As with §12406, the Insurrection Act provides a few alternative bases for invocation, and their phrasing is oddly inconsistent and even sloppy. One says that the President can call out the military “whenever [he] considers” that a rebellion makes it impracticable to enforce federal authority by the ordinary course of judicial proceedings. That shouldn’t apply provided state courts are open for business, but what if Trump advances an outlandish judgment to the contrary?
And the following section authorizes the President to “take such measures as he considers necessary” to suppress violence (among other conditions) in a state if it results in deprivation of federal constitutional rights. That was the trigger for the use of the Insurrection Act to overcome the refusal of Arkansas Governor Faubus to follow the federal courts’ command to enroll African-American students at Little Rock Central High School in 1957.
Count on the Administration to argue in either instance that whatever the President considers, however dubious or unwise, is conclusive; there is nothing for the Court to do other than recognize that the President has exercised his discretion.
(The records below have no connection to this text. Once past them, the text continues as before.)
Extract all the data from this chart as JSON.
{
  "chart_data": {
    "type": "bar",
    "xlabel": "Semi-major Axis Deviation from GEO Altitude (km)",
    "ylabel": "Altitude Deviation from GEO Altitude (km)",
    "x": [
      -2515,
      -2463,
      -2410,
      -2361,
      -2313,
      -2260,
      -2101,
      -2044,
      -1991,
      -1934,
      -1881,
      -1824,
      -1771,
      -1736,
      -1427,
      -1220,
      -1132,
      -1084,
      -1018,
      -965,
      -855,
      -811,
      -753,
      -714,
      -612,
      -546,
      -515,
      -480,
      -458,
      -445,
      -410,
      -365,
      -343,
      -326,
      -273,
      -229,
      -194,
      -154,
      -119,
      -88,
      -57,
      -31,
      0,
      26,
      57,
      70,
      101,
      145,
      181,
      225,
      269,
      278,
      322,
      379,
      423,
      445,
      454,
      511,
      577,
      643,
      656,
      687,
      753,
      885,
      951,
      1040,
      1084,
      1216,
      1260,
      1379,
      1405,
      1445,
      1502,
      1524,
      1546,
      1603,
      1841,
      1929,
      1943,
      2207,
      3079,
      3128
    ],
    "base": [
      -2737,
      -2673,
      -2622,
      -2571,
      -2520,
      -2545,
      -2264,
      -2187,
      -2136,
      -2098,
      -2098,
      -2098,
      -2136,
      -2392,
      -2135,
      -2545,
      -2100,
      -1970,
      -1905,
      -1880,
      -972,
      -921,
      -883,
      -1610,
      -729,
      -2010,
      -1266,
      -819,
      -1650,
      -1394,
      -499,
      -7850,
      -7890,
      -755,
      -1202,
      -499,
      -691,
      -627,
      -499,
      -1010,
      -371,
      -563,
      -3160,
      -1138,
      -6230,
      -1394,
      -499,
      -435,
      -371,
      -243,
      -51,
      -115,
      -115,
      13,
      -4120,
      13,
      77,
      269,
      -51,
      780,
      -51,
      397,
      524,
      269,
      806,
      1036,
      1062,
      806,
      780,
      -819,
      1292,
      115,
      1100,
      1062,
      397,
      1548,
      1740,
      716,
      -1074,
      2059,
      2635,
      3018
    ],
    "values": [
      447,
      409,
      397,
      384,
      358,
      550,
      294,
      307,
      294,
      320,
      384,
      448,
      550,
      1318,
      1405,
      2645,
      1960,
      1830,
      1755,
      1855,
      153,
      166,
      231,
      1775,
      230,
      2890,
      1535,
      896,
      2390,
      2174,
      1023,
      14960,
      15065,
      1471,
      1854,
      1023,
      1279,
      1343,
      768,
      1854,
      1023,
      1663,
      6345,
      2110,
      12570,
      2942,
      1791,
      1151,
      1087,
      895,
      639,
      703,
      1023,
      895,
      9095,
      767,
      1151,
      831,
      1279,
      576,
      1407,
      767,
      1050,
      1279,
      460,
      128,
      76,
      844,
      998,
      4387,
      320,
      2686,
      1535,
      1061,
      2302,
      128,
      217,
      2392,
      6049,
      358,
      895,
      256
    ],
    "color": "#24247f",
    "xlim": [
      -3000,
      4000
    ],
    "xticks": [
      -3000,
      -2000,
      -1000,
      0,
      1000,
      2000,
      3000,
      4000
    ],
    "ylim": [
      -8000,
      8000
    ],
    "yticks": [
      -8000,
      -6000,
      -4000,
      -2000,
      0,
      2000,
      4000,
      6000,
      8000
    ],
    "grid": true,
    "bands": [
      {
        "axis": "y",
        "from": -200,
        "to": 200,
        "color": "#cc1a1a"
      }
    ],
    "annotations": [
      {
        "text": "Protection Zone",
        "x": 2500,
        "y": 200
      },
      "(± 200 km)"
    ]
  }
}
The better reading in both cases is that the courts remain essential—if only to determine the existence of a rebellion or the deprivation of constitutional rights, as necessary precursors to the President’s exercise of discretion. But it’s not hard to see the concrete risk that the Supreme Court goes the other way and licenses Trump to follow through with whatever dark, dishonest deeds his will serves up.
In a perfect legal world, if the law were sovereign and infinitely flexible and precise, there would be a better, more accurate, and fitting reading still. It would be to take a sort of judicial notice of a fact that is beyond controversy, beyond opinion, beyond politics: that Trump is an inveterate liar who wakes up lying and lies all day. He has long since forfeited his entitlement to the law’s normal great respect and deference to the Executive, both as Commander in Chief and as the leader of a coordinate branch.
A famous maxim of the Court is that “the Constitution is not a suicide pact.” But the Constitution was not designed to come to grips with such a consummate rogue and would-be authoritarian as Donald Trump. In a sense, it falls to all of us to be sure it adapts to the immense challenge. We have to continue to stand vigil as if it’s a patient on life support and an evil doctor is circling.
This turns out to be another entry that reads in parts as if I am forecasting doom. I’m not. I continue to think that democratic rule will prevail, even if, as I also think, it will not emerge from Trump’s sledgehammer blows unscathed. But please, nobody leave the patient’s side! Link arms for the rule of law today, tomorrow, whenever.
Talk to you later.
Absolutely brilliant article. Very informative & much appreciated.
The insurrection act was meant to suppress an armed, violent uprising that harms both people and government property and attempts to overthrow the government. In other words, 1-6-21!